There is a lot of urban legend surrounding flat plane cranks. Most of it is just that, urban legend! There are two couples or forces in two different planes that a conventional non-flat plane crank makes easier to resolve (balance out). With a flat plane crank the balance in one of those planes remains unresolved. It is typically the horizontal plane.

While you might possibly detect the out of balance condition it is more likely you will not. The fasteners on the vehicle that are not Loktited® however will and without some type of thread locker they can, over time, potentially loosen.

While the design of the crankshaft has caused some to speculate the V8 versions of a flat crank motor fire two cylinders simultaneously that is most often because the appearance of two pistons at TDC simultaneously is for some reason more visible. In fact out 90˚ degree cranks also bring two pistons to TDC simultaneously and God knows we don't light both of them at the same time! They get lit 360˚ apart from one another — same thing on a flat crank engine as someone has already pointed out.

The V8 version of the engines sound like two synchronized four cylinder engines on each side of the car because that is essentially what is happening. The staccato note in our exhausts is caused by a successive cylinder firing but not on the same side of the engine. With a flat crank there is a firing pulse form each cylinder, on each bank, every 90˚ of crankshaft rotation. Not so on a traditional 90˚ crank.

The design is so poorly thought of that you will find it in F-1 engines competing (very effectively) with other F-1 engines that use 90˚cranks! The flat crank while possible to manufacture w/o counterweights is infact, in all modern implementations, manufactured with counterweights. The flat crank design allows for a small but measurable reduction in both engine weight and rotating weights which in highly competitive classes like F-1 can potentially translate into a performance advantage.

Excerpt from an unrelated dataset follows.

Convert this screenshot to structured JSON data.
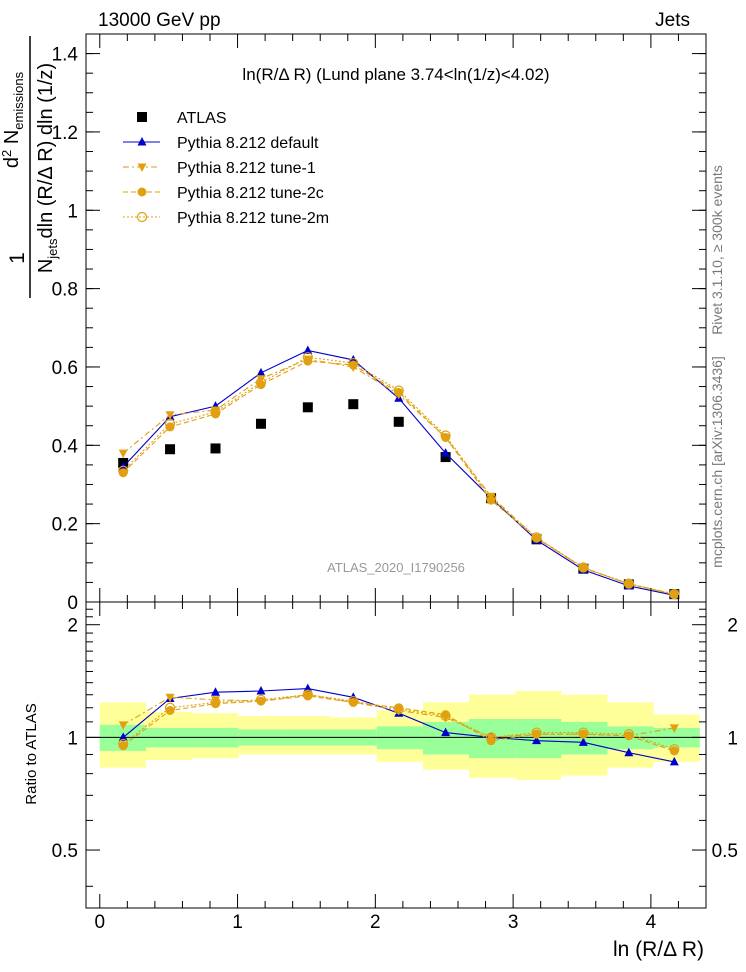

There are those who will also argue that the more uniform bank to bank firing order of a flat crank allows for an intake manifold tuning advantage not available to the more conventional 90˚ crank designs. In supercharged applications the intake manifold design issues / considerations tend to be different than for similar n/a engines. Any resonance dynamics available to n/a engines because of the crankshaft design, for all intents and purposes, do not translate over to the supercharged versions of the engines.


Ed